Entre junho de 2023 e fevereiro de 2024, ao menos 1.028 mercenários cubanos foram identificados com contratos firmados com as Forças Armadas da Rússia, segundo a Direção Geral de Inteligência do Ministério da Defesa da Ucrânia. Cerca de 40% deles teriam sido enviados diretamente por Havana, incluindo agentes das forças especiais. O restante dos combatentes chega à Rússia por meio de esquemas envolvendo coerção, corrupção e promessas enganosas de emprego.

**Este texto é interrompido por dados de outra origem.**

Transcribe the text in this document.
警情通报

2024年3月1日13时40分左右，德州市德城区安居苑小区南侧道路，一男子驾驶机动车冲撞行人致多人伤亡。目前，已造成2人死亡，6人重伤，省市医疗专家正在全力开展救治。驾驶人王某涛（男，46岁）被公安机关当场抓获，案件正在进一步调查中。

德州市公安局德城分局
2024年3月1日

De acordo com os relatos, muitos cubanos foram recrutados sob o pretexto de trabalharem como operários, seguranças ou trabalhadores da construção civil. No entanto, ao desembarcarem em território russo, são direcionados à linha de frente da guerra, sem possibilidade de retorno. A propaganda do governo cubano, em conjunto com a narrativa russa, tem atraído jovens em busca de oportunidades, mas a maioria descobre tardiamente que foi enganada.
As primeiras evidências da presença cubana na guerra surgiram em 2023, quando 259 combatentes com passaporte da ilha foram identificados. Um prisioneiro de guerra cubano também foi capturado na linha de frente. Desde então, estima-se que entre 200 e 300 cubanos recrutados tenham morrido em combate.